Inwieweit der „heylsame Brunnen“ schon in den Jahrhunderten zuvor das Ziel von Pilgern gewesen ist, wissen wir nicht so recht. Bis zu seiner heutigen baulichen Fassung, die 1684 erfolgt ist, dürfte sich das „Brünnchen“ in ein größeres Gewässer ergossen haben, das auch eine Rolle für die Bergheimer Fischerbruderschaft gespielt haben muss. Denn deren Vilicher Fangprivileg von 1144 hat örtlich immerhin bis hierher gereicht, woran die bei der Kapelle angebrachten modernen „Grenzsteine“ erinnern.
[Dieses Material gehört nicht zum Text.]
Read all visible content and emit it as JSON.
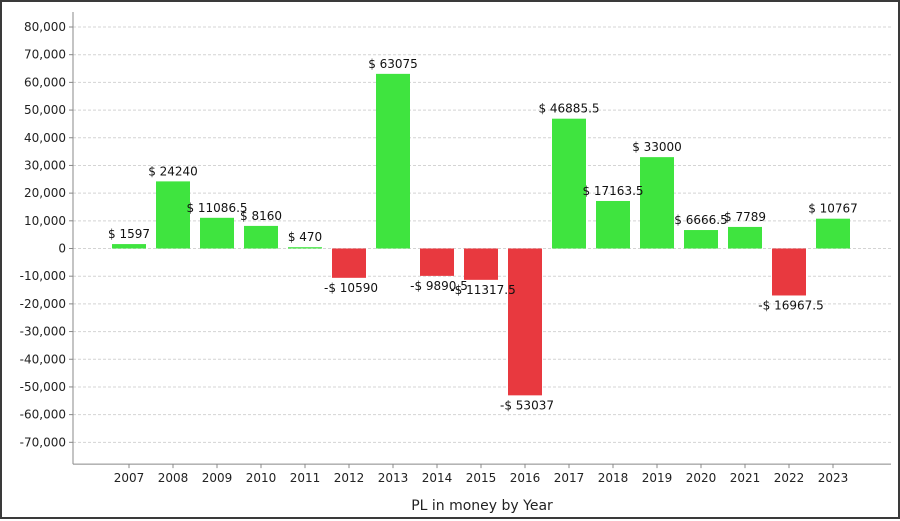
{
  "chart_data": {
    "type": "bar",
    "title": "",
    "xlabel": "PL in money by Year",
    "ylabel": "",
    "categories": [
      "2007",
      "2008",
      "2009",
      "2010",
      "2011",
      "2012",
      "2013",
      "2014",
      "2015",
      "2016",
      "2017",
      "2018",
      "2019",
      "2020",
      "2021",
      "2022",
      "2023"
    ],
    "values": [
      1597,
      24240,
      11086.5,
      8160,
      470,
      -10590,
      63075,
      -9890.5,
      -11317.5,
      -53037,
      46885.5,
      17163.5,
      33000,
      6666.5,
      7789,
      -16967.5,
      10767
    ],
    "data_labels": [
      "$ 1597",
      "$ 24240",
      "$ 11086.5",
      "$ 8160",
      "$ 470",
      "-$ 10590",
      "$ 63075",
      "-$ 9890.5",
      "-$ 11317.5",
      "-$ 53037",
      "$ 46885.5",
      "$ 17163.5",
      "$ 33000",
      "$ 6666.5",
      "$ 7789",
      "-$ 16967.5",
      "$ 10767"
    ],
    "ylim": [
      -75000,
      85000
    ],
    "yticks": [
      80000,
      70000,
      60000,
      50000,
      40000,
      30000,
      20000,
      10000,
      0,
      -10000,
      -20000,
      -30000,
      -40000,
      -50000,
      -60000,
      -70000
    ],
    "ytick_labels": [
      "80,000",
      "70,000",
      "60,000",
      "50,000",
      "40,000",
      "30,000",
      "20,000",
      "10,000",
      "0",
      "-10,000",
      "-20,000",
      "-30,000",
      "-40,000",
      "-50,000",
      "-60,000",
      "-70,000"
    ],
    "grid": true,
    "colors": {
      "positive": "#3fe43f",
      "negative": "#e8393f",
      "grid": "#d4d4d4",
      "axis": "#888888"
    }
  }
}
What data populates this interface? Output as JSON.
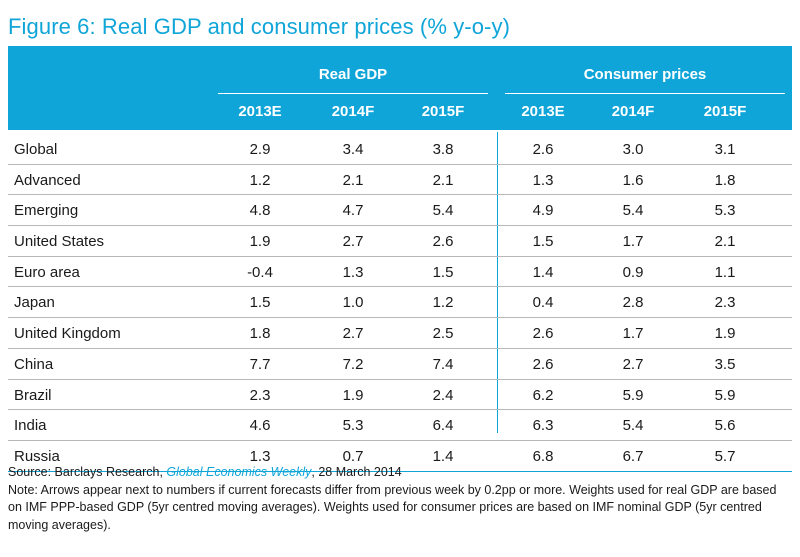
{
  "title": "Figure 6: Real GDP and consumer prices (% y-o-y)",
  "groups": [
    "Real GDP",
    "Consumer prices"
  ],
  "columns": [
    "2013E",
    "2014F",
    "2015F",
    "2013E",
    "2014F",
    "2015F"
  ],
  "rows": [
    {
      "label": "Global",
      "values": [
        "2.9",
        "3.4",
        "3.8",
        "2.6",
        "3.0",
        "3.1"
      ]
    },
    {
      "label": "Advanced",
      "values": [
        "1.2",
        "2.1",
        "2.1",
        "1.3",
        "1.6",
        "1.8"
      ]
    },
    {
      "label": "Emerging",
      "values": [
        "4.8",
        "4.7",
        "5.4",
        "4.9",
        "5.4",
        "5.3"
      ]
    },
    {
      "label": "United States",
      "values": [
        "1.9",
        "2.7",
        "2.6",
        "1.5",
        "1.7",
        "2.1"
      ]
    },
    {
      "label": "Euro area",
      "values": [
        "-0.4",
        "1.3",
        "1.5",
        "1.4",
        "0.9",
        "1.1"
      ]
    },
    {
      "label": "Japan",
      "values": [
        "1.5",
        "1.0",
        "1.2",
        "0.4",
        "2.8",
        "2.3"
      ]
    },
    {
      "label": "United Kingdom",
      "values": [
        "1.8",
        "2.7",
        "2.5",
        "2.6",
        "1.7",
        "1.9"
      ]
    },
    {
      "label": "China",
      "values": [
        "7.7",
        "7.2",
        "7.4",
        "2.6",
        "2.7",
        "3.5"
      ]
    },
    {
      "label": "Brazil",
      "values": [
        "2.3",
        "1.9",
        "2.4",
        "6.2",
        "5.9",
        "5.9"
      ]
    },
    {
      "label": "India",
      "values": [
        "4.6",
        "5.3",
        "6.4",
        "6.3",
        "5.4",
        "5.6"
      ]
    },
    {
      "label": "Russia",
      "values": [
        "1.3",
        "0.7",
        "1.4",
        "6.8",
        "6.7",
        "5.7"
      ]
    }
  ],
  "footer": {
    "source_prefix": "Source: Barclays Research, ",
    "source_pub": "Global Economics Weekly",
    "source_suffix": ", 28 March 2014",
    "note": "Note: Arrows appear next to numbers if current forecasts differ from previous week by 0.2pp or more. Weights used for real GDP are based on IMF PPP-based GDP (5yr centred moving averages). Weights used for consumer prices are based on IMF nominal GDP (5yr centred moving averages)."
  },
  "colors": {
    "accent": "#10a5d8"
  }
}
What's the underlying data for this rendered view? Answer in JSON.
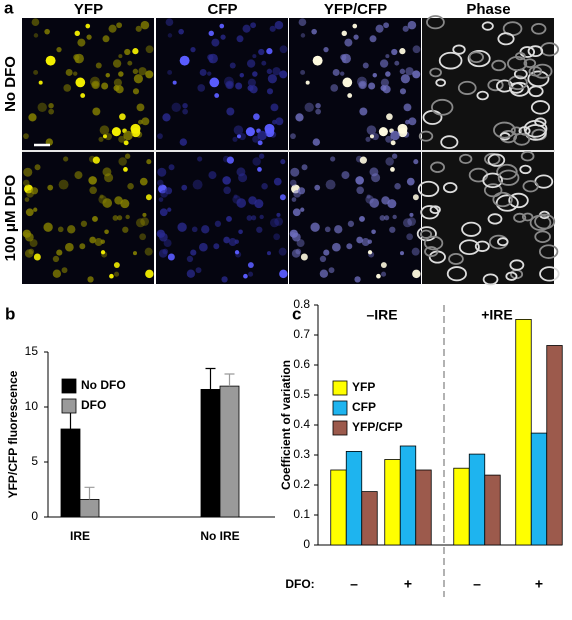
{
  "image_panel": {
    "label": "a",
    "columns": [
      "YFP",
      "CFP",
      "YFP/CFP",
      "Phase"
    ],
    "rows": [
      "No DFO",
      "100 μM DFO"
    ]
  },
  "chart_data": [
    {
      "type": "bar",
      "panel_label": "b",
      "y_label": "YFP/CFP fluorescence",
      "categories": [
        "IRE",
        "No IRE"
      ],
      "series": [
        {
          "name": "No DFO",
          "color": "#000000",
          "values": [
            8,
            11.6
          ],
          "errors": [
            1.7,
            1.9
          ]
        },
        {
          "name": "DFO",
          "color": "#9a9a9a",
          "values": [
            1.6,
            11.9
          ],
          "errors": [
            1.1,
            1.1
          ]
        }
      ],
      "ylim": [
        0,
        15
      ],
      "yticks": [
        0,
        5,
        10,
        15
      ],
      "legend": "upper left",
      "grid": false
    },
    {
      "type": "bar",
      "panel_label": "c",
      "y_label": "Coefficient of variation",
      "x_label": "DFO:",
      "categories": [
        "–",
        "+",
        "–",
        "+"
      ],
      "annotations": [
        "–IRE",
        "+IRE"
      ],
      "series": [
        {
          "name": "YFP",
          "color": "#ffff00",
          "values": [
            0.25,
            0.285,
            0.256,
            0.752
          ]
        },
        {
          "name": "CFP",
          "color": "#1eb4ef",
          "values": [
            0.312,
            0.33,
            0.303,
            0.373
          ]
        },
        {
          "name": "YFP/CFP",
          "color": "#9c5a4c",
          "values": [
            0.178,
            0.25,
            0.233,
            0.665
          ]
        }
      ],
      "ylim": [
        0,
        0.8
      ],
      "yticks": [
        0,
        0.1,
        0.2,
        0.3,
        0.4,
        0.5,
        0.6,
        0.7,
        0.8
      ],
      "legend": "upper left",
      "grid": false
    }
  ]
}
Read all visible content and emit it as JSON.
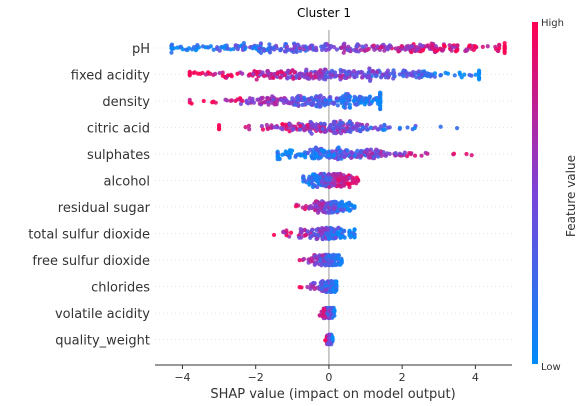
{
  "chart_data": {
    "type": "scatter",
    "subtype": "beeswarm",
    "title": "Cluster 1",
    "xlabel": "SHAP value (impact on model output)",
    "xlim": [
      -4.75,
      5.0
    ],
    "xticks": [
      -4,
      -2,
      0,
      2,
      4
    ],
    "xtick_labels": [
      "−4",
      "−2",
      "0",
      "2",
      "4"
    ],
    "grid": false,
    "zero_line": true,
    "colorbar": {
      "title": "Feature value",
      "high_label": "High",
      "low_label": "Low",
      "low_color": "#008bfb",
      "high_color": "#ff0051"
    },
    "features": [
      {
        "name": "pH",
        "min": -4.3,
        "max": 4.8,
        "spread": 1.1,
        "centers": [
          -1.3,
          2.4
        ],
        "high_side": "right"
      },
      {
        "name": "fixed acidity",
        "min": -3.8,
        "max": 4.1,
        "spread": 1.0,
        "centers": [
          -0.8,
          1.3
        ],
        "high_side": "left"
      },
      {
        "name": "density",
        "min": -3.8,
        "max": 1.4,
        "spread": 0.8,
        "centers": [
          -1.0,
          0.9
        ],
        "high_side": "left"
      },
      {
        "name": "citric acid",
        "min": -3.0,
        "max": 3.5,
        "spread": 0.55,
        "centers": [
          -0.3,
          0.2
        ],
        "high_side": "left"
      },
      {
        "name": "sulphates",
        "min": -1.4,
        "max": 3.9,
        "spread": 0.55,
        "centers": [
          -0.1,
          0.6
        ],
        "high_side": "right"
      },
      {
        "name": "alcohol",
        "min": -0.7,
        "max": 0.8,
        "spread": 0.5,
        "centers": [
          -0.2,
          0.25
        ],
        "high_side": "right"
      },
      {
        "name": "residual sugar",
        "min": -0.9,
        "max": 0.7,
        "spread": 0.35,
        "centers": [
          -0.15,
          0.2
        ],
        "high_side": "left"
      },
      {
        "name": "total sulfur dioxide",
        "min": -1.5,
        "max": 0.7,
        "spread": 0.35,
        "centers": [
          -0.2,
          0.1
        ],
        "high_side": "left"
      },
      {
        "name": "free sulfur dioxide",
        "min": -0.8,
        "max": 0.35,
        "spread": 0.3,
        "centers": [
          -0.1,
          0.05
        ],
        "high_side": "left"
      },
      {
        "name": "chlorides",
        "min": -0.8,
        "max": 0.2,
        "spread": 0.3,
        "centers": [
          -0.1,
          0.05
        ],
        "high_side": "left"
      },
      {
        "name": "volatile acidity",
        "min": -0.25,
        "max": 0.15,
        "spread": 0.25,
        "centers": [
          -0.05,
          0.05
        ],
        "high_side": "left"
      },
      {
        "name": "quality_weight",
        "min": -0.1,
        "max": 0.1,
        "spread": 0.2,
        "centers": [
          0.0,
          0.02
        ],
        "high_side": "left"
      }
    ]
  }
}
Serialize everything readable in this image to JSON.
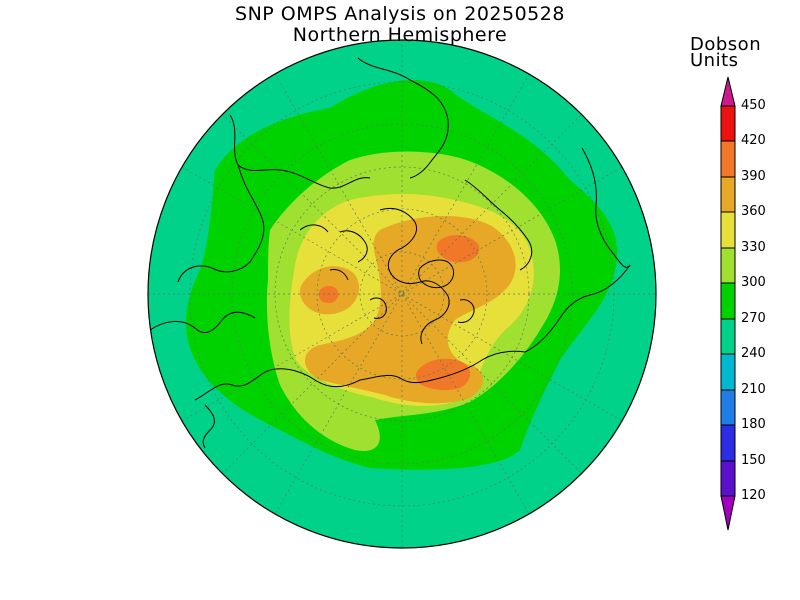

Vermutlich haben sich die Gläubigen hier nicht nur wie heute die Augen benetzen, sondern auch ihre kranken Gliedmaßen erquicken können. Genau dafür muss es schließlich sogar eine Art „Badehaus“ gegeben haben, das vermutlich im Bereich der heutigen Wallfahrtskapelle seinen Platz hatte. Hier wurden die Pilger von Vilicher Geistlichen betreut, die ihrerseits oberhalb am Hang eine bescheidene Wohnstatt hatten („Eremiten“). Auch dürfte der gesamte Platz schon von einem ersten Kirchenbau beherrscht gewesen sein. In dessen Untergrund freigelegte Grabplatten von einstigen Wohltätern sind seit 1950  links und rechts der Wallfahrtskapelle an der Gartenmauer aufgestellt.

Mit dem also anschwellenden Pilgerstrom wurden umfassende Baumaßnahmen unverzichtbar: Auf das Brunnenbauwerk folgten ab 1706 die Errichtung des Klosters und ab 1714 der Neubau der Kirche. Damit wurde auch die Errichtung einer eigenen Wallfahrtskapelle unumgänglich - wofür ja gleichfalls das Stift Vilich zuständig war. Dessen Äbtissin war zu jener Zeit eine gewisse Caroline von Satzenhofen, die uns auch als Vertraute des kurkölnischen Ministers Caspar Anton von Belderbusch bekannt ist, der für sie eigens das Schloss in Miel errichtet hatte. Insofern überrascht es nicht, dass sie dessen renommierten Baumeister Johann Georg von Leydel für wichtige Baumaßnahmen nach Vilich holte. Dort schuf  Leydel ein Gebäude für Stiftskapitel und Stiftsarchiv über dem Haupteingangstor von 1616, und alles spricht dafür, dass er auch mit dem Bau unserer Wallfahrtskapelle betraut war. Aus der Vielzahl seiner  prominenten Bauwerke allein auf unserer Rheinseite sollen hier nur die Pfarrkirche von Königswinter und das Pfortenhaus von Kloster Heisterbach erwähnt werden. 

Unsere Wallfahrtskapelle ist ein typisches Bauwerk des rheinisch-ländlichen Spätbarocks: Eine kleine einschiffige mit gedrückter Tonne überwölbte Halle, die in einer dreiseitigen Chornische ausläuft. Verputzte Bruchsteinmauern tragen ein Schieferdach, das von einem sechsseitigen Holztürmchen überragt wird, in der für Vilich charakteristischen welschen Haubenform, Zwiebeldach mit Laterne. Die Eingangsfront ist von Eckpilastern flankiert, das steile Satteldach durch ein profiliertes Sims von ihr abgesetzt. Das Portal und die großen Fenster, beiderseits je zwei, sind von Hausteingewänden mit Korbbogen eingefasst. Das einfache Bauwerk überzeugt insgesamt durch die Klarheit seiner Linienführung und die Schlichtheit seines Schmucks. Dass noch historische Bleiglasfenster vorhanden sind, überrascht; sie zeigen Bildnisse von Wunderheilungen. Das wesentliche Dekorum aber ist der für die Zeit typische Barockaltar, dessen marmorierte Holzsäulen eine Prachtstatue unserer Heiligen rahmen: Fürstenkrone und Hermelinpelz erinnern an ihre hochadelige Herkunft, während der  Äbtissinnenstab auf ihr verantwortungsvolles Amt hinweist. Zweifellos eines unserer schönsten Adelheidis-Bildnisse überhaupt, erstrahlt es nun schon seit 250 Jahren.